Effective Pandas is an excellent opinionated guide to pandas. “Opinionated” is important in the context of pandas: it’s a very flexible library that gives you rope to hang yourself, often contradicting the zen of Python: “There should be one — and preferably only one — obvious way to do it”. This can lead to some very messy code, in which a time-pressed data scientist ends up melding several different programming philosophies just to get their aggregation to work.

No doubt some of the people reading this will consider “effective pandas” to be an oxymoron. That’s reasonable. Pandas seldom feels like it was “designed” in the way that R’s tidyverse is. It is a collection of tricks, wherein fluency only arises from many hours spent pulling one’s hair out.

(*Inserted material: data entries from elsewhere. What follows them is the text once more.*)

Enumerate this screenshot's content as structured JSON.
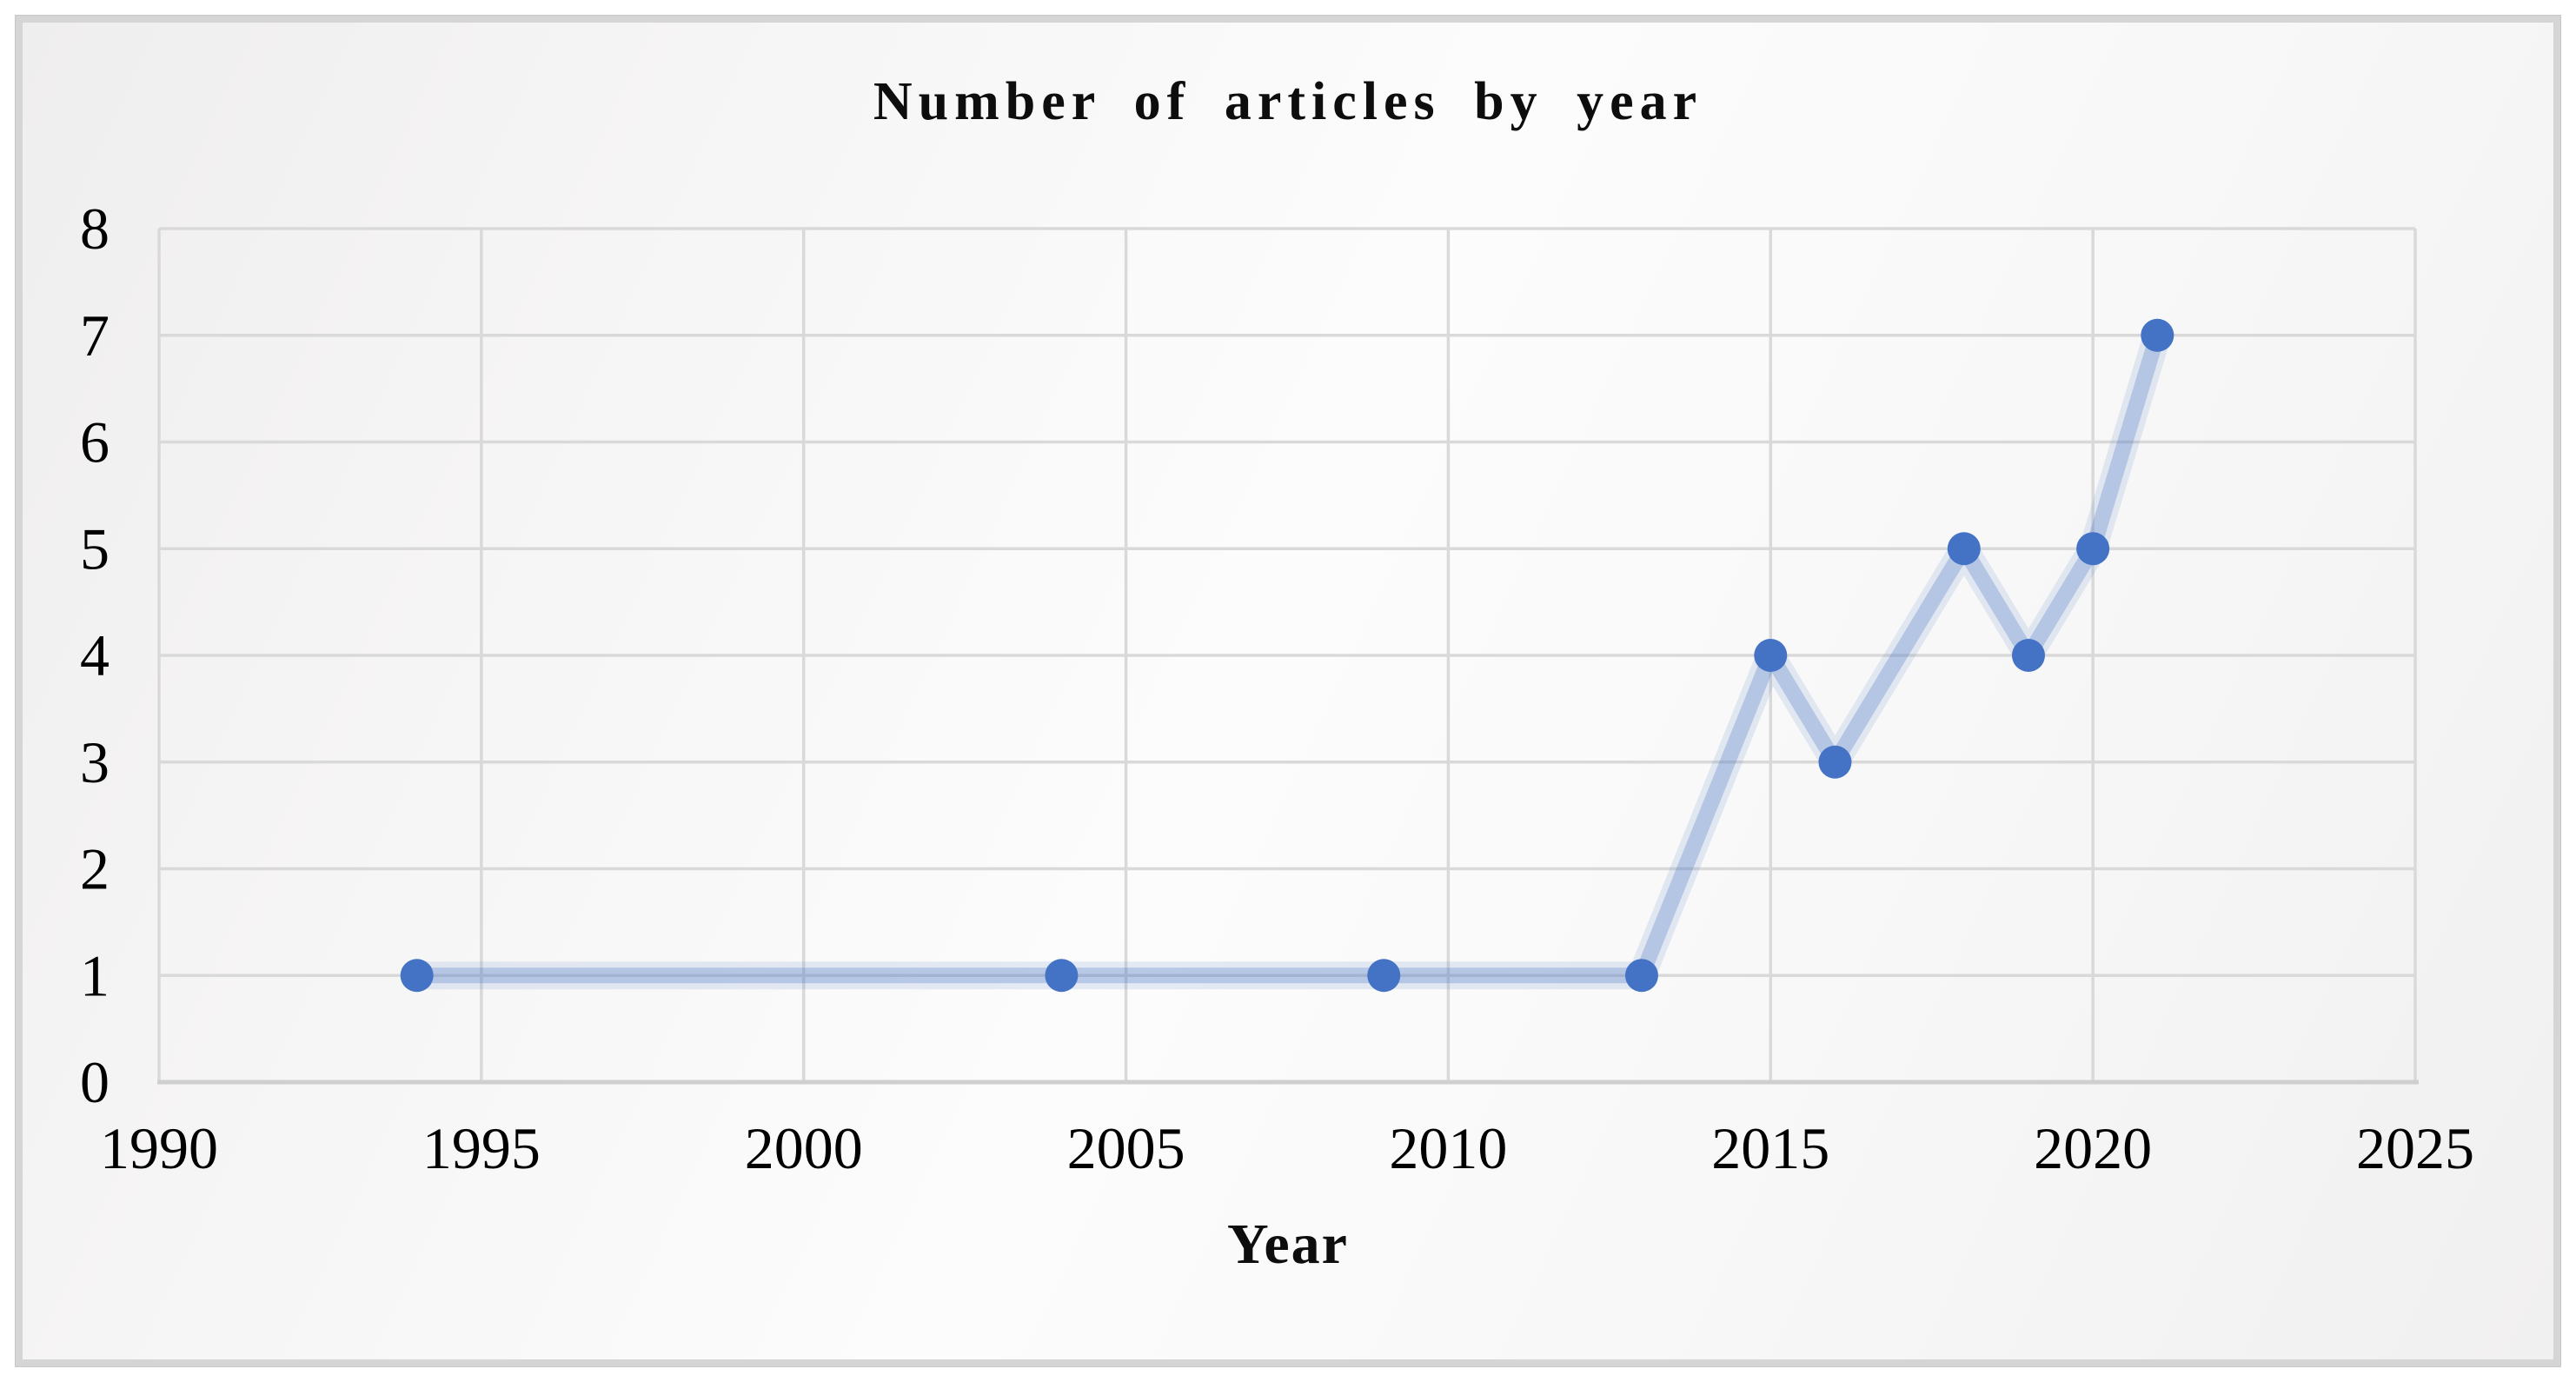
{
  "figure": {
    "background_color": "#ffffff",
    "frame_border_color": "#d5d5d5",
    "canvas_gradient_light": "#fcfcfc",
    "canvas_gradient_dark": "#efeeee"
  },
  "chart_data": {
    "type": "line",
    "title": "Number of articles by year",
    "xlabel": "Year",
    "ylabel": "",
    "x": [
      1994,
      2004,
      2009,
      2013,
      2015,
      2016,
      2018,
      2019,
      2020,
      2021
    ],
    "y": [
      1,
      1,
      1,
      1,
      4,
      3,
      5,
      4,
      5,
      7
    ],
    "xlim": [
      1990,
      2025
    ],
    "ylim": [
      0,
      8
    ],
    "x_ticks": [
      1990,
      1995,
      2000,
      2005,
      2010,
      2015,
      2020,
      2025
    ],
    "y_ticks": [
      0,
      1,
      2,
      3,
      4,
      5,
      6,
      7,
      8
    ],
    "grid": true,
    "legend": "none",
    "marker_style": "circle",
    "colors": {
      "marker": "#4472C4",
      "line_halo": "rgba(68,114,196,0.13)",
      "line": "rgba(68,114,196,0.28)",
      "gridline": "#d9d9d9",
      "axis_line": "#cfcfcf",
      "tick_text": "#000000"
    }
  }
}
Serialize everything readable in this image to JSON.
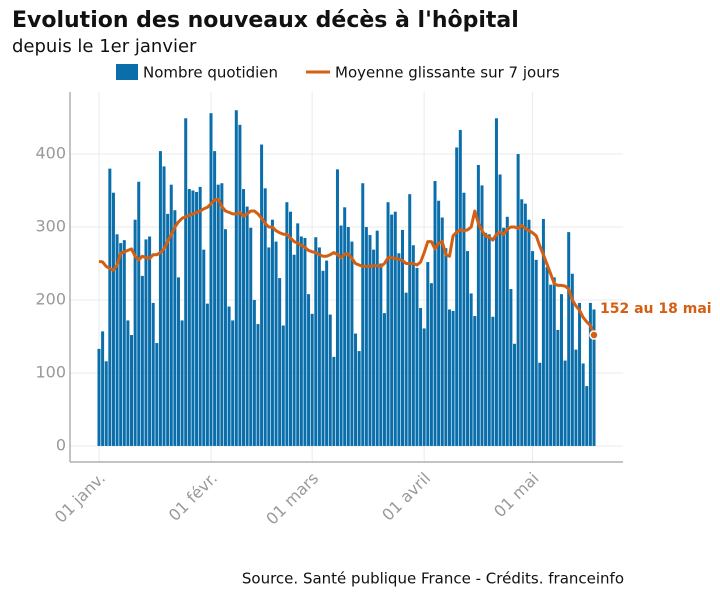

Effective Pandas is Harrison’s effort to define and encourage “idiomatic pandas”, emphasising chaining. It just so happens that chaining is the style of pandas that I have converged on due to its readability and elegance. Seeing a nice piece of chained pandas should mellow the complaints of tidyverse folks:

Untitled

One area that wasn’t properly addressed (which is why I give this 4 stars instead of 5) is memory usage and performance. Some of this is quite important, as there are some methods in pandas that create copies of objects but others that modify objects in place.

This aside, Effective Pandas is a useful and readable outline of an important tool; it has the flavour of a user guide rather than a documentation reference. I skimmed through some of the chapters because I’m reasonably familiar with pandas, but I’d recommend the book to anyone who uses pandas a lot.